Methodology: Cyber-ethnography

With any anthropological account of anything, and any attempted science for that matter, has to include a methodology.

I've waited on this for quite a bit to consider the aim of this blog and how to go about it. In the context of hip-hop, given its history and wide-ranging global influence, much of what goes into an anthropology of hip-hop and its method requires some detailed explanation.

My first inclination was to simply post the diverse expressions of hip-hop culture on this blog. That is, post videos of music, break-dancing, dj-ing, and graffiti as it has taken on new forms of creativity across the world.

However, I don't think that this does an anthropology of hip-hop much justice. Only posting its diverse expressions would simply be scratching the surface. Because I think the history and the geneaology of this culture is important including the sociological context in which it has emerged, an anthropological account requires qualitative accounts, narratives, of those who have been around to see how the culture has changed and evolved. To this end, I've also decided to post interviews that are included in documentaries and as single video clips. Some documentaries provide a Marxist critique of the transition from hip-hop culture to a limited definition of hip-hop restricted to the domains of the rap industry. Others provide a more focused account of a single element like dj-ing or break-dancing.
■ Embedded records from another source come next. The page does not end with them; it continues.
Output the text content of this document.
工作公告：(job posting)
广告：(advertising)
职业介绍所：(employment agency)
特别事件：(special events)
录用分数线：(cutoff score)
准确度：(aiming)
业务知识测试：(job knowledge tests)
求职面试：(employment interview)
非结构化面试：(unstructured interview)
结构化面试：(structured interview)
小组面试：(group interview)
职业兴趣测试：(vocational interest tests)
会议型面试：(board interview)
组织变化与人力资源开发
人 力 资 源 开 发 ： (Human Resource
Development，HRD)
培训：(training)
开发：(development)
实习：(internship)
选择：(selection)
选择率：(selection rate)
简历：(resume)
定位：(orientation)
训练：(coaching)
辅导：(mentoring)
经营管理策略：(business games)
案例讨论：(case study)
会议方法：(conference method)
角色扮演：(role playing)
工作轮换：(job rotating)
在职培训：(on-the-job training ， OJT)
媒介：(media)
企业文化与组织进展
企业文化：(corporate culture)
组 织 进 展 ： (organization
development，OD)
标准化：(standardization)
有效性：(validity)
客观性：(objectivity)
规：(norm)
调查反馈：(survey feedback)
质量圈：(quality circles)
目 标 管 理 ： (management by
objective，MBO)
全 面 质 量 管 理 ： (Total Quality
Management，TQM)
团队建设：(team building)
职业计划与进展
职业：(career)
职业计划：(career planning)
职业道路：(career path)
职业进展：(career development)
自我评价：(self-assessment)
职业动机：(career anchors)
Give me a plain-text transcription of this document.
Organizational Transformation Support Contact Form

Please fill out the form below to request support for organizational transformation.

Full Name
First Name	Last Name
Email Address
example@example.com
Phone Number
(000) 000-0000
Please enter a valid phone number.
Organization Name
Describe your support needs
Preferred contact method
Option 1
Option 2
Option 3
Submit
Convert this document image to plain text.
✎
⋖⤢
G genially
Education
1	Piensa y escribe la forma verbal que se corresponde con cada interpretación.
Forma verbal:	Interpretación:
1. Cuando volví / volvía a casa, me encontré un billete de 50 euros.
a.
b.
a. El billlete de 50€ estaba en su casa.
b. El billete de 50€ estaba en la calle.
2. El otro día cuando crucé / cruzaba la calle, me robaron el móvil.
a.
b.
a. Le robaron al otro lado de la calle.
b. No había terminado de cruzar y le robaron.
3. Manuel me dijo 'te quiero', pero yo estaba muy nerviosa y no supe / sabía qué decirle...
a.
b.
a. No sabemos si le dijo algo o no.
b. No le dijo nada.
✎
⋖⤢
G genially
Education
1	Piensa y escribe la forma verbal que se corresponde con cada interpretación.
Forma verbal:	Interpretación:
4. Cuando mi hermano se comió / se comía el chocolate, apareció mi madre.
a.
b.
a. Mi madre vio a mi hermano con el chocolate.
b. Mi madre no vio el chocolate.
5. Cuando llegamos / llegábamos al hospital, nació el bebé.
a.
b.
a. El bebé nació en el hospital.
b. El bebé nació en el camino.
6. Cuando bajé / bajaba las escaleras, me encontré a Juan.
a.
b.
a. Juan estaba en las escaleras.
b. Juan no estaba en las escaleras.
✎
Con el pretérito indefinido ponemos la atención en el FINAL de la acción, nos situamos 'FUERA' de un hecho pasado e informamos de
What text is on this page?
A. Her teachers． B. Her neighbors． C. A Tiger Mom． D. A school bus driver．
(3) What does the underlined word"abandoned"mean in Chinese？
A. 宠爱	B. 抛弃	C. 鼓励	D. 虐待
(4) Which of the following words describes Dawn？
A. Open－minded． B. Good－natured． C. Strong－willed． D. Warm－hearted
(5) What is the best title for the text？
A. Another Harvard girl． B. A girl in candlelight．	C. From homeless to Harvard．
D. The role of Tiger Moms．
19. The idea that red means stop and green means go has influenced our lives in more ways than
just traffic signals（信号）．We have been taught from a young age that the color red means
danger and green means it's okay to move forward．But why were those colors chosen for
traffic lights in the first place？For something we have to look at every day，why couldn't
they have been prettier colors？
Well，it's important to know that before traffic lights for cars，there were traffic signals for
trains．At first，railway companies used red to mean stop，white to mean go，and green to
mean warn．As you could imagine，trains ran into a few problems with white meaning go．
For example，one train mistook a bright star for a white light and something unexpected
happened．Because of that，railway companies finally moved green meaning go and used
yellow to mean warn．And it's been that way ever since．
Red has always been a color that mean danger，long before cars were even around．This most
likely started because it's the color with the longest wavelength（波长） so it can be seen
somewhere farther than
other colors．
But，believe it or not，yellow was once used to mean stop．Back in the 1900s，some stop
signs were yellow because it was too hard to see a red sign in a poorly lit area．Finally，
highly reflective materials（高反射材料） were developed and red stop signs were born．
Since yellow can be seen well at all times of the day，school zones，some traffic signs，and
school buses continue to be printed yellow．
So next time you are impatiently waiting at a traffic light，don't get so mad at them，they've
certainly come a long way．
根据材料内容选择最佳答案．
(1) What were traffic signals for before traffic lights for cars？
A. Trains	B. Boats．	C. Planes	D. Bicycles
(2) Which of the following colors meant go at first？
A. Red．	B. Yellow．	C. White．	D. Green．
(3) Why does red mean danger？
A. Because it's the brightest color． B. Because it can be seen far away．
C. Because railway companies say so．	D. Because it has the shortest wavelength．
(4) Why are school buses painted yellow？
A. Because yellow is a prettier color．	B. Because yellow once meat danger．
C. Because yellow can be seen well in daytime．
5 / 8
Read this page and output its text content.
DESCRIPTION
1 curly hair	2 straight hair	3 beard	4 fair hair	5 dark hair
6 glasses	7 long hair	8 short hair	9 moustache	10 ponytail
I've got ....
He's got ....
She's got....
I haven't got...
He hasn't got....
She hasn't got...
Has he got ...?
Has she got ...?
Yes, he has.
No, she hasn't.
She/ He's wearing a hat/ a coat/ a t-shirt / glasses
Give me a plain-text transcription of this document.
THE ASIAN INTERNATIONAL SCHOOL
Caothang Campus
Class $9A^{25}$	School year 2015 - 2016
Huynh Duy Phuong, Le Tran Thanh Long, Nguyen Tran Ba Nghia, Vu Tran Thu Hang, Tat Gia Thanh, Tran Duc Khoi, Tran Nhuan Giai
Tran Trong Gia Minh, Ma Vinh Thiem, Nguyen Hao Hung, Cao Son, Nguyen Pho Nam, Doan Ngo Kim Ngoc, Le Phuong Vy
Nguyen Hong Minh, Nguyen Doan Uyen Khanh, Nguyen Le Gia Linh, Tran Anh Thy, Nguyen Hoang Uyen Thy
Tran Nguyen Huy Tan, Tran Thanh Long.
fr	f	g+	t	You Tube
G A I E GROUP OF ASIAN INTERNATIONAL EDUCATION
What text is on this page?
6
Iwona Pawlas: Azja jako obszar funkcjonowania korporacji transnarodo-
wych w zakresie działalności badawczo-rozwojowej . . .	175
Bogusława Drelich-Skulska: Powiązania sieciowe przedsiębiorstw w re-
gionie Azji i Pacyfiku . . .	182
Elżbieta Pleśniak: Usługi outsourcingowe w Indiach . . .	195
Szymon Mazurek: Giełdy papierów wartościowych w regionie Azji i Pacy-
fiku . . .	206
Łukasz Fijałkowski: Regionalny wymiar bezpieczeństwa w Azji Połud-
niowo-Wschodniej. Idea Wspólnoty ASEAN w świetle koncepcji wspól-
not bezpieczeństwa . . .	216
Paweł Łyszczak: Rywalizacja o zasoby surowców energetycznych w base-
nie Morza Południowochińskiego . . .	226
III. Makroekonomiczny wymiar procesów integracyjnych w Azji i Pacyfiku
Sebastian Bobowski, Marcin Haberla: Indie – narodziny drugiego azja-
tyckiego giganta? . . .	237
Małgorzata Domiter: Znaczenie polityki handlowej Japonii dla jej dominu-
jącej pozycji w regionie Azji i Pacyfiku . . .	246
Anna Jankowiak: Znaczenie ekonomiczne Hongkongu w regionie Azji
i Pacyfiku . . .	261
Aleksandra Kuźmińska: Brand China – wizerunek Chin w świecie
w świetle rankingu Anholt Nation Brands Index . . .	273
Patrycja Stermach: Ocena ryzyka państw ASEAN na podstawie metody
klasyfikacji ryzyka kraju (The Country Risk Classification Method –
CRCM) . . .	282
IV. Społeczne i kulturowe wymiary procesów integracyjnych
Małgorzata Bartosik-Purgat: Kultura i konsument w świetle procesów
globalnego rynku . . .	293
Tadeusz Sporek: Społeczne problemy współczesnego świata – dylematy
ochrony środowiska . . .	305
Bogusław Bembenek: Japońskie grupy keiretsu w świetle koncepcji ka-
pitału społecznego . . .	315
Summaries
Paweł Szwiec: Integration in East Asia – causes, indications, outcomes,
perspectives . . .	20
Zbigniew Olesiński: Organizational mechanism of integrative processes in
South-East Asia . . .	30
Within the history of hip-hop, it is also important to note the social phenomena that have stemmed and/or simply associated with it. This includes the influence of gangs on the music industry, the influence of money, rivalries, the influence of drugs and the active criminalization of african-americans as well as latino-americans.

I'm sure more thoughts will arise on this issue of methodology but broadly construed, my aim has been around this idea of a Cyber-Ethnography by which there are now video resources of what happened at particular events, interviews, recordings, and much more that can capture what happened beyond a linguistic narrative account (although I will link to articles that contribute to the discussion as well). This subtracts the limitations of language from the ethnographer and displaces those limitations to the construction of the video material itself. That is, what the producer of that video decides to show. Being aware of this, I will do my best to find material that fills in gaps or try to discuss what's been excluded. This is a perennial problem of method, which is the the construction of putting one and one together; an active exercise in affirming one thing and suppressing another.

So with the idea of cyber-ethnography in mind, I'll continue to post with the aim of compiling material and with time perhaps provide commentary and analyses from my own, albeit limited, perspective.